My rating: 4 of 5 stars
Last year, the movie Colette came out. I was entranced by the trailer— seeing as it is a feminist period piece about a controversial French LGBTQ+ writer during the turn of the 20th century— and saw it soon after it came out. I ended up rather enjoying the film, and while it may not have entirely been “spectacular cinema”, it inspired me to pick up the whole collection of the Claudine books, conveniently compiled in an omnibus, that I found at my local used bookstore for a bargain price. Claudine at School is the first of the four-part series.
A bildungsroman and semi-autobiographical, this book focuses on the eponymous Claudine; we get insight on her life through an intimate journal. Her greatest joy is attending school; her personality is marked by a cunning that gets joy out of teasing and harassing her classmates, notably Anais, to whom she repeatedly refers as “lanky”, “gawky”, and a “great slut”. Claudine is also very flirtatious; when the new headmistress, Miss Sergent and her assistant, Miss Lanthenay, arrive, she takes a strong liking to the latter, which draws the jealousy of the former. It’s a love triangle that brought great scandal to Colette for its homoerotic nature.
Truthfully, this book has little plot— it is mostly just a playful look into the lives of the schoolgirls, with some drama thrown in—but that didn’t stop me from finding it enjoyable. I simply love Claudine’s character, bitchy as she may be; her tricks and machinations amused me endlessly and her wit abounds.
Oh, what unwholesome imagination, what depraved brain incubates those revolting [arithmetic] problems with which they torture us? I detest them! And the workmen who band together to complicate the amount of work of which they are capable, who divide themselves into two squads, one of which uses one-third more strength than the other, while the other, by way of compensation, works two hours longer! And the number of needles a seamstress uses in twenty-five years when she uses needles at 50 centimes a packet for eleven years, and needles at 75 centimes for the rest of the time but if the ones at 75 centimes are … etc., etc.… And the locomotives that diabolically complicate their speeds, their times of departure, and the state of health of their drivers! Odious suppositions, improbable hypotheses that have made me refractory to arithmetic for the rest of my life!
(— pg. 25)
Colette’s knack for imagery is seamless; I loved reading the delicate paragraphs about Montigny’s verdant landscapes or Claudine’s meandering musings. And sometimes among the sly parentheticals and vivid descriptions you get these sudden, poetic quotes that provide a stark contrast against the casual humor…

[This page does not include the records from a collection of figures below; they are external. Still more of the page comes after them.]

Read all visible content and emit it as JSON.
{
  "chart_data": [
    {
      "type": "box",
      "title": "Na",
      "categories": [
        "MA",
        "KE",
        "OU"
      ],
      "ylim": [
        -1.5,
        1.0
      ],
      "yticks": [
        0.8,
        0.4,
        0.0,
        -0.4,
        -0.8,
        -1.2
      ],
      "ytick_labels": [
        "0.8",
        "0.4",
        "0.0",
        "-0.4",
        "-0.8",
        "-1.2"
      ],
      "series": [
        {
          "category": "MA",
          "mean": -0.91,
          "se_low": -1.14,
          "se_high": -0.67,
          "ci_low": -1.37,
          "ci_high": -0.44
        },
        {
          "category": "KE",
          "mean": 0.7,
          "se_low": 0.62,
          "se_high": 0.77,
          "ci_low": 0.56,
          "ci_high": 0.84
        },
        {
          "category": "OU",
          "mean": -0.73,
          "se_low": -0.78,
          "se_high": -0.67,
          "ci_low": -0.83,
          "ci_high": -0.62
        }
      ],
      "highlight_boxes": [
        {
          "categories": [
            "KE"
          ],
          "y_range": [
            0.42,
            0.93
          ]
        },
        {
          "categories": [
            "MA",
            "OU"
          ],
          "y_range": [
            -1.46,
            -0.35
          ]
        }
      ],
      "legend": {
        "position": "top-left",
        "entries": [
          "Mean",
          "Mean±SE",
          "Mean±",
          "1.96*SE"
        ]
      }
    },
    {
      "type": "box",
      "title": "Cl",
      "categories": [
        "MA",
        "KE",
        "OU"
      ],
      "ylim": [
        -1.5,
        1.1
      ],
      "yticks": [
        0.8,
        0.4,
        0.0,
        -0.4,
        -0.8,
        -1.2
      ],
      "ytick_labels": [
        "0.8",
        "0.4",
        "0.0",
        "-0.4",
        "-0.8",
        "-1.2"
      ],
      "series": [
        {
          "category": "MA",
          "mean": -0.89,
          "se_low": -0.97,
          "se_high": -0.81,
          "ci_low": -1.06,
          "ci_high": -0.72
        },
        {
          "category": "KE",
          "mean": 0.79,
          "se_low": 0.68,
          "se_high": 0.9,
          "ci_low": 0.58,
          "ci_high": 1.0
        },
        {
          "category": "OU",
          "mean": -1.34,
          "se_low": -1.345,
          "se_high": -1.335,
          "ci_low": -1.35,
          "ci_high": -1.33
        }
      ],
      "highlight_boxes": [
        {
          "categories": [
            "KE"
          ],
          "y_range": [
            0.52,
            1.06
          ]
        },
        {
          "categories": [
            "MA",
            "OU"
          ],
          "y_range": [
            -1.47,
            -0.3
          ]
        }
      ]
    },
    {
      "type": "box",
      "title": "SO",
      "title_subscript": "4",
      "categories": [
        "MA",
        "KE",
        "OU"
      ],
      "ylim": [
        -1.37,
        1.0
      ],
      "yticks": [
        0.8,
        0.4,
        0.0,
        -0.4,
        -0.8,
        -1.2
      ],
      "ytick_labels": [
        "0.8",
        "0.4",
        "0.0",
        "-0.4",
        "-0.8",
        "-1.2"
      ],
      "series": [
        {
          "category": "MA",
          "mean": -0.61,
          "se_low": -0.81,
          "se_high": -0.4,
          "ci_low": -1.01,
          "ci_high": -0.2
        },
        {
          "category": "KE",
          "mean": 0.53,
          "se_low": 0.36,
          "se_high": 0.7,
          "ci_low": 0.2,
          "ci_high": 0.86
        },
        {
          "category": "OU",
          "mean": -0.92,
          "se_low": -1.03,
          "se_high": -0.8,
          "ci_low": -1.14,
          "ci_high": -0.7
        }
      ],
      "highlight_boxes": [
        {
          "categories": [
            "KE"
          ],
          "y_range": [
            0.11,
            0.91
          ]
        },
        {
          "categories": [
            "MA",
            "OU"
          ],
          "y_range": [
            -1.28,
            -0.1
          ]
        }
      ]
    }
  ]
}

“I have lived ten years of wild rovings, of conquests and discoveries, in those woods; the day when I have to leave them my heart will be very heavy.“ (— pg. 3)
Overall, I thought this to be a wonderfully entertaining romp through the clever, unconventional mind of a schoolgirl (and author). Of course, there are bits that detract from my praise, like the slow pace at certain points and the lack of true plot, but these were easily overlooked. Claudine at School is great for lighthearted reading, and I am excited to see where the rest of her adventures take her in the following novels!